Pauls Valley, Oklahoma — Quite often there is not a lot of difficulty in finding a good film to watch with each year providing more than enough that at least reach the decent mark, but often many worthy of good might only be missing that one scene or touch short of great. Today’s entry is pulled out of the new release DVD bin and actually was one personally anticipated this past film because of an endless desire to worship most things goofy.
Delivering in just about every expectation of silly laughs and fresh twists on classic characters, this time of the horror variety, I really have no complaints. However, upon watching some of the included extras I can’t help but wonder if this well-deserved hit of 2012 might be in the best of animation discussion instead if one of their deleted scenes had actually been included. ‘Hotel Transylvania’ could very well have served an “Up” style delivery to audiences, starting off with a decent tearjerker to compliment an already fun ride worth a repeat viewing.

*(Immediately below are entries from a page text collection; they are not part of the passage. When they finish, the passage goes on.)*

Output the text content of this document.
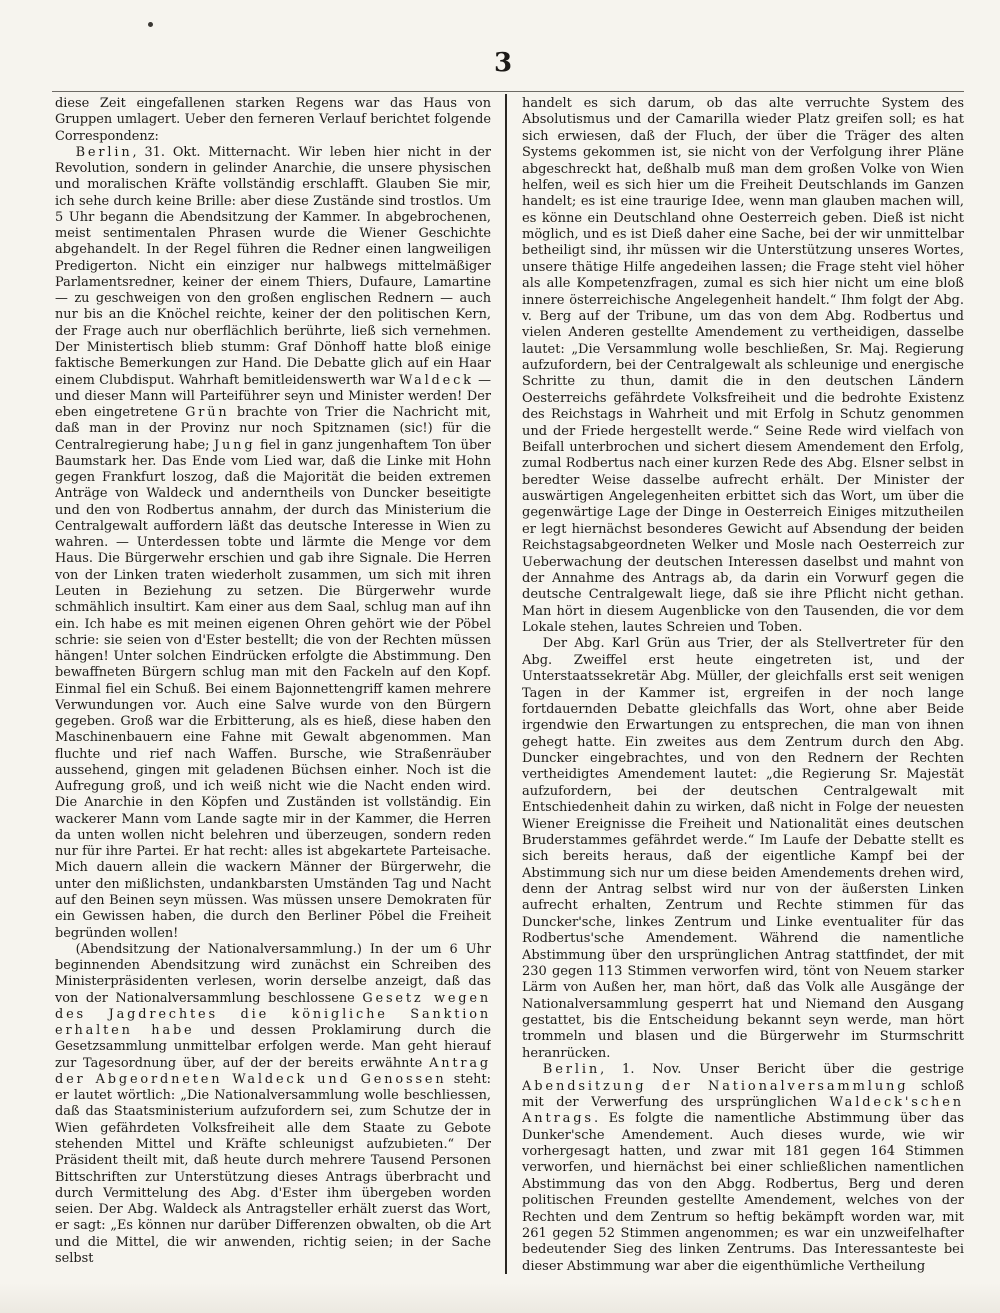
3

diese Zeit eingefallenen starken Regens war das Haus von Gruppen umlagert. Ueber den ferneren Verlauf berichtet folgende Correspondenz:

Berlin, 31. Okt. Mitternacht. Wir leben hier nicht in der Revolution, sondern in gelinder Anarchie, die unsere physischen und moralischen Kräfte vollständig erschlafft. Glauben Sie mir, ich sehe durch keine Brille: aber diese Zustände sind trostlos. Um 5 Uhr begann die Abendsitzung der Kammer. In abgebrochenen, meist sentimentalen Phrasen wurde die Wiener Geschichte abgehandelt. In der Regel führen die Redner einen langweiligen Predigerton. Nicht ein einziger nur halbwegs mittelmäßiger Parlamentsredner, keiner der einem Thiers, Dufaure, Lamartine — zu geschweigen von den großen englischen Rednern — auch nur bis an die Knöchel reichte, keiner der den politischen Kern, der Frage auch nur oberflächlich berührte, ließ sich vernehmen. Der Ministertisch blieb stumm: Graf Dönhoff hatte bloß einige faktische Bemerkungen zur Hand. Die Debatte glich auf ein Haar einem Clubdisput. Wahrhaft bemitleidenswerth war Waldeck — und dieser Mann will Parteiführer seyn und Minister werden! Der eben eingetretene Grün brachte von Trier die Nachricht mit, daß man in der Provinz nur noch Spitznamen (sic!) für die Centralregierung habe; Jung fiel in ganz jungenhaftem Ton über Baumstark her. Das Ende vom Lied war, daß die Linke mit Hohn gegen Frankfurt loszog, daß die Majorität die beiden extremen Anträge von Waldeck und anderntheils von Duncker beseitigte und den von Rodbertus annahm, der durch das Ministerium die Centralgewalt auffordern läßt das deutsche Interesse in Wien zu wahren. — Unterdessen tobte und lärmte die Menge vor dem Haus. Die Bürgerwehr erschien und gab ihre Signale. Die Herren von der Linken traten wiederholt zusammen, um sich mit ihren Leuten in Beziehung zu setzen. Die Bürgerwehr wurde schmählich insultirt. Kam einer aus dem Saal, schlug man auf ihn ein. Ich habe es mit meinen eigenen Ohren gehört wie der Pöbel schrie: sie seien von d'Ester bestellt; die von der Rechten müssen hängen! Unter solchen Eindrücken erfolgte die Abstimmung. Den bewaffneten Bürgern schlug man mit den Fackeln auf den Kopf. Einmal fiel ein Schuß. Bei einem Bajonnettengriff kamen mehrere Verwundungen vor. Auch eine Salve wurde von den Bürgern gegeben. Groß war die Erbitterung, als es hieß, diese haben den Maschinenbauern eine Fahne mit Gewalt abgenommen. Man fluchte und rief nach Waffen. Bursche, wie Straßenräuber aussehend, gingen mit geladenen Büchsen einher. Noch ist die Aufregung groß, und ich weiß nicht wie die Nacht enden wird. Die Anarchie in den Köpfen und Zuständen ist vollständig. Ein wackerer Mann vom Lande sagte mir in der Kammer, die Herren da unten wollen nicht belehren und überzeugen, sondern reden nur für ihre Partei. Er hat recht: alles ist abgekartete Parteisache. Mich dauern allein die wackern Männer der Bürgerwehr, die unter den mißlichsten, undankbarsten Umständen Tag und Nacht auf den Beinen seyn müssen. Was müssen unsere Demokraten für ein Gewissen haben, die durch den Berliner Pöbel die Freiheit begründen wollen!

(Abendsitzung der Nationalversammlung.) In der um 6 Uhr beginnenden Abendsitzung wird zunächst ein Schreiben des Ministerpräsidenten verlesen, worin derselbe anzeigt, daß das von der Nationalversammlung beschlossene Gesetz wegen des Jagdrechtes die königliche Sanktion erhalten habe und dessen Proklamirung durch die Gesetzsammlung unmittelbar erfolgen werde. Man geht hierauf zur Tagesordnung über, auf der der bereits erwähnte Antrag der Abgeordneten Waldeck und Genossen steht: er lautet wörtlich: „Die Nationalversammlung wolle beschliessen, daß das Staatsministerium aufzufordern sei, zum Schutze der in Wien gefährdeten Volksfreiheit alle dem Staate zu Gebote stehenden Mittel und Kräfte schleunigst aufzubieten.“ Der Präsident theilt mit, daß heute durch mehrere Tausend Personen Bittschriften zur Unterstützung dieses Antrags überbracht und durch Vermittelung des Abg. d'Ester ihm übergeben worden seien. Der Abg. Waldeck als Antragsteller erhält zuerst das Wort, er sagt: „Es können nur darüber Differenzen obwalten, ob die Art und die Mittel, die wir anwenden, richtig seien; in der Sache selbst

handelt es sich darum, ob das alte verruchte System des Absolutismus und der Camarilla wieder Platz greifen soll; es hat sich erwiesen, daß der Fluch, der über die Träger des alten Systems gekommen ist, sie nicht von der Verfolgung ihrer Pläne abgeschreckt hat, deßhalb muß man dem großen Volke von Wien helfen, weil es sich hier um die Freiheit Deutschlands im Ganzen handelt; es ist eine traurige Idee, wenn man glauben machen will, es könne ein Deutschland ohne Oesterreich geben. Dieß ist nicht möglich, und es ist Dieß daher eine Sache, bei der wir unmittelbar betheiligt sind, ihr müssen wir die Unterstützung unseres Wortes, unsere thätige Hilfe angedeihen lassen; die Frage steht viel höher als alle Kompetenzfragen, zumal es sich hier nicht um eine bloß innere österreichische Angelegenheit handelt.“ Ihm folgt der Abg. v. Berg auf der Tribune, um das von dem Abg. Rodbertus und vielen Anderen gestellte Amendement zu vertheidigen, dasselbe lautet: „Die Versammlung wolle beschließen, Sr. Maj. Regierung aufzufordern, bei der Centralgewalt als schleunige und energische Schritte zu thun, damit die in den deutschen Ländern Oesterreichs gefährdete Volksfreiheit und die bedrohte Existenz des Reichstags in Wahrheit und mit Erfolg in Schutz genommen und der Friede hergestellt werde.“ Seine Rede wird vielfach von Beifall unterbrochen und sichert diesem Amendement den Erfolg, zumal Rodbertus nach einer kurzen Rede des Abg. Elsner selbst in beredter Weise dasselbe aufrecht erhält. Der Minister der auswärtigen Angelegenheiten erbittet sich das Wort, um über die gegenwärtige Lage der Dinge in Oesterreich Einiges mitzutheilen er legt hiernächst besonderes Gewicht auf Absendung der beiden Reichstagsabgeordneten Welker und Mosle nach Oesterreich zur Ueberwachung der deutschen Interessen daselbst und mahnt von der Annahme des Antrags ab, da darin ein Vorwurf gegen die deutsche Centralgewalt liege, daß sie ihre Pflicht nicht gethan. Man hört in diesem Augenblicke von den Tausenden, die vor dem Lokale stehen, lautes Schreien und Toben.

Der Abg. Karl Grün aus Trier, der als Stellvertreter für den Abg. Zweiffel erst heute eingetreten ist, und der Unterstaatssekretär Abg. Müller, der gleichfalls erst seit wenigen Tagen in der Kammer ist, ergreifen in der noch lange fortdauernden Debatte gleichfalls das Wort, ohne aber Beide irgendwie den Erwartungen zu entsprechen, die man von ihnen gehegt hatte. Ein zweites aus dem Zentrum durch den Abg. Duncker eingebrachtes, und von den Rednern der Rechten vertheidigtes Amendement lautet: „die Regierung Sr. Majestät aufzufordern, bei der deutschen Centralgewalt mit Entschiedenheit dahin zu wirken, daß nicht in Folge der neuesten Wiener Ereignisse die Freiheit und Nationalität eines deutschen Bruderstammes gefährdet werde.“ Im Laufe der Debatte stellt es sich bereits heraus, daß der eigentliche Kampf bei der Abstimmung sich nur um diese beiden Amendements drehen wird, denn der Antrag selbst wird nur von der äußersten Linken aufrecht erhalten, Zentrum und Rechte stimmen für das Duncker'sche, linkes Zentrum und Linke eventualiter für das Rodbertus'sche Amendement. Während die namentliche Abstimmung über den ursprünglichen Antrag stattfindet, der mit 230 gegen 113 Stimmen verworfen wird, tönt von Neuem starker Lärm von Außen her, man hört, daß das Volk alle Ausgänge der Nationalversammlung gesperrt hat und Niemand den Ausgang gestattet, bis die Entscheidung bekannt seyn werde, man hört trommeln und blasen und die Bürgerwehr im Sturmschritt heranrücken.

Berlin, 1. Nov. Unser Bericht über die gestrige Abendsitzung der Nationalversammlung schloß mit der Verwerfung des ursprünglichen Waldeck'schen Antrags. Es folgte die namentliche Abstimmung über das Dunker'sche Amendement. Auch dieses wurde, wie wir vorhergesagt hatten, und zwar mit 181 gegen 164 Stimmen verworfen, und hiernächst bei einer schließlichen namentlichen Abstimmung das von den Abgg. Rodbertus, Berg und deren politischen Freunden gestellte Amendement, welches von der Rechten und dem Zentrum so heftig bekämpft worden war, mit 261 gegen 52 Stimmen angenommen; es war ein unzweifelhafter bedeutender Sieg des linken Zentrums. Das Interessanteste bei dieser Abstimmung war aber die eigenthümliche Vertheilung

Set in the cozy old place mentioned in the flick’s title, we are introduced to that infamous bloodsucking king, Dracula (Adam Sandler), who has had years of success operating a safe hideaway for monsters. Things seem to be kicking off for another successful vacation season and the celebration of his daughter Mavis’ (Selena Gomez) 118th birthday, when an unexpected guest in the form of a human named Jonathan (Andy Samberg), arrives and unknowingly threatens to destroy all peaceful efforts.
Ever the clever bat, Dracula schemes to disguise Johnny Boy as a relative of Frankenstein (Kevin James) until he can get him off the hotel grounds, something that only seems to backfire the longer the lie goes on. Be it his daughter who develops a crush on the boy or fandom through those like Wayne Werewolf (Steve Buscemi) and detection by Chef Quasimodo Wilson (Jon Lovitz), it’s only a matter of time before the chaos cannot be contained. It all builds up to a nice little examination on how the outside world might not be so bad and the healing of wounds long left open.